1. CALL MISSING() can be used to set multiple variables to missing. 

2. If you need an exact sample use PROC SURVEYSELECT and merge back with original dataset to identify selected records. Or use the following if approximate is ok. 

 

if rand('Bernoulli', 0.5) =1 then call missing(of _all_); 

Ksharp
Super User

It is better to post an example to expalin what you want .

PGStats
Opal | Level 21

Here is an example based on sashelp.class of how to select a random sample of 20% from each sex group for deletion

 

/* Sort by subgroups, if needed */
proc sort data=sashelp.class out=class; by sex; run;

/* Select sample in each subgroup */
proc surveyselect data=class out=classSample
    samprate=0.2 outall;
strata sex; /* subgroups */
run;

/* Set variables to missing for selected obs */
data classSample;
set classSample;
if selected then call missing(weight, height);
drop selected selectionProb samplingWeight;
run;

note: you could generate 100 random samples by adding option reps=100 to the proc surveyselect statement.

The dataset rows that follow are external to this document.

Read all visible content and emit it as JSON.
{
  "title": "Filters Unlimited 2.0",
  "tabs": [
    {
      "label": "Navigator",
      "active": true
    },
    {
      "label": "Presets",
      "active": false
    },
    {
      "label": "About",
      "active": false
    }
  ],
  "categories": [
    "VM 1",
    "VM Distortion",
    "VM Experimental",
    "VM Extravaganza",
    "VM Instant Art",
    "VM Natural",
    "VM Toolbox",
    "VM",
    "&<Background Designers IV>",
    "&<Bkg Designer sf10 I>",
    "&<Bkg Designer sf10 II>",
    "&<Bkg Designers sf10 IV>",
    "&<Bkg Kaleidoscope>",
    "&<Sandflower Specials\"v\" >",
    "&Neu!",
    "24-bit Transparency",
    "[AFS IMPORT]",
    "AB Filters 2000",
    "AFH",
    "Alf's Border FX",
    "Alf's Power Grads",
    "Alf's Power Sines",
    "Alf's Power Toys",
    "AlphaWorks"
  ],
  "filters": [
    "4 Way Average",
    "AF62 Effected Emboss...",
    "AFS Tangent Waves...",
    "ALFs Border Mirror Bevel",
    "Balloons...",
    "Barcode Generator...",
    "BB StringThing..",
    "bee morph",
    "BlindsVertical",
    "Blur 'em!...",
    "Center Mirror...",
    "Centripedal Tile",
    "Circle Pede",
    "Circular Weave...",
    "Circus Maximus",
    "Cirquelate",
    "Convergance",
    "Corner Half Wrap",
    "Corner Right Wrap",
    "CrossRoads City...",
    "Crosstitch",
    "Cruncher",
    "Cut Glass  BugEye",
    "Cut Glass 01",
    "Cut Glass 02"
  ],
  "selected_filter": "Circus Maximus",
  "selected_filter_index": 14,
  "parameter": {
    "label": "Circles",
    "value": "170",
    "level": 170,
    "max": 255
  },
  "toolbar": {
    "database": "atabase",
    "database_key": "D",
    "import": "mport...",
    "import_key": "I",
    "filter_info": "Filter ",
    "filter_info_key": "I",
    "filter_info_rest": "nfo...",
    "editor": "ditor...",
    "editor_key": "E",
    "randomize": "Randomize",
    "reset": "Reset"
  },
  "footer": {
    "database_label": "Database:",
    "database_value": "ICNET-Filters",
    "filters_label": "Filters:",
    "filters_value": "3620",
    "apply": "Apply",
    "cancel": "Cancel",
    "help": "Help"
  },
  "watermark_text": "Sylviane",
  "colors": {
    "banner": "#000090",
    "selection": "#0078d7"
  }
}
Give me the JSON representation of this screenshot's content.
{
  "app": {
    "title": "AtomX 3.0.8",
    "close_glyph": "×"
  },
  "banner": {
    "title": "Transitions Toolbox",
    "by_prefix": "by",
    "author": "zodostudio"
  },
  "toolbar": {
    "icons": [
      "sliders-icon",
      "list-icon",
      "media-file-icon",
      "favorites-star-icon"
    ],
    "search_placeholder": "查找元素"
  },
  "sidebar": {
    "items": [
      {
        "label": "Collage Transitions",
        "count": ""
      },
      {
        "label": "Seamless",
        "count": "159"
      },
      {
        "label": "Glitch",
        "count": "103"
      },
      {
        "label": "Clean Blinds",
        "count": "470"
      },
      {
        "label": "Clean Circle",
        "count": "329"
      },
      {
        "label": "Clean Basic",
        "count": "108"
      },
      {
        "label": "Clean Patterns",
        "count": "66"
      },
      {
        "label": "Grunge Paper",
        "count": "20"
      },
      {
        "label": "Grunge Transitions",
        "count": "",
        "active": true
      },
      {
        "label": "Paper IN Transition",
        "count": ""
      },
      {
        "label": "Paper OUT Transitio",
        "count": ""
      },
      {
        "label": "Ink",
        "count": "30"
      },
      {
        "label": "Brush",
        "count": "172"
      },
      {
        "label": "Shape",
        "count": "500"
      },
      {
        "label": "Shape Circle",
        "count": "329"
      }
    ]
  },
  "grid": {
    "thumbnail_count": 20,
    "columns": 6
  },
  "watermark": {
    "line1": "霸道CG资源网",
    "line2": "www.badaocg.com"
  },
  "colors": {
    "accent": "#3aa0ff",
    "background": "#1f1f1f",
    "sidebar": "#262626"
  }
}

The variable replicate would then be added to the output data.

PG
chintanpatel
Calcite | Level 5

suppose this is original data=

A B C D E

4 5 8 10 9

3 5 2  6  8

8 9 3  5  7

9 3 5  6  2

 

in out put data should be in this way. so later stages I can impute them.

A B C D E

4 5    10 9

3     2 6  8

8 9  3 5  7

   3  5     2

the data should be complete and there should be blank where we deleted values.

my original data is way bigger then this. please any help will be appreciated.

Shmuel
Garnet | Level 18

The term "observation" in sas means, ususally, a row in the dataset.

Your output has same number of observation (rows) as input.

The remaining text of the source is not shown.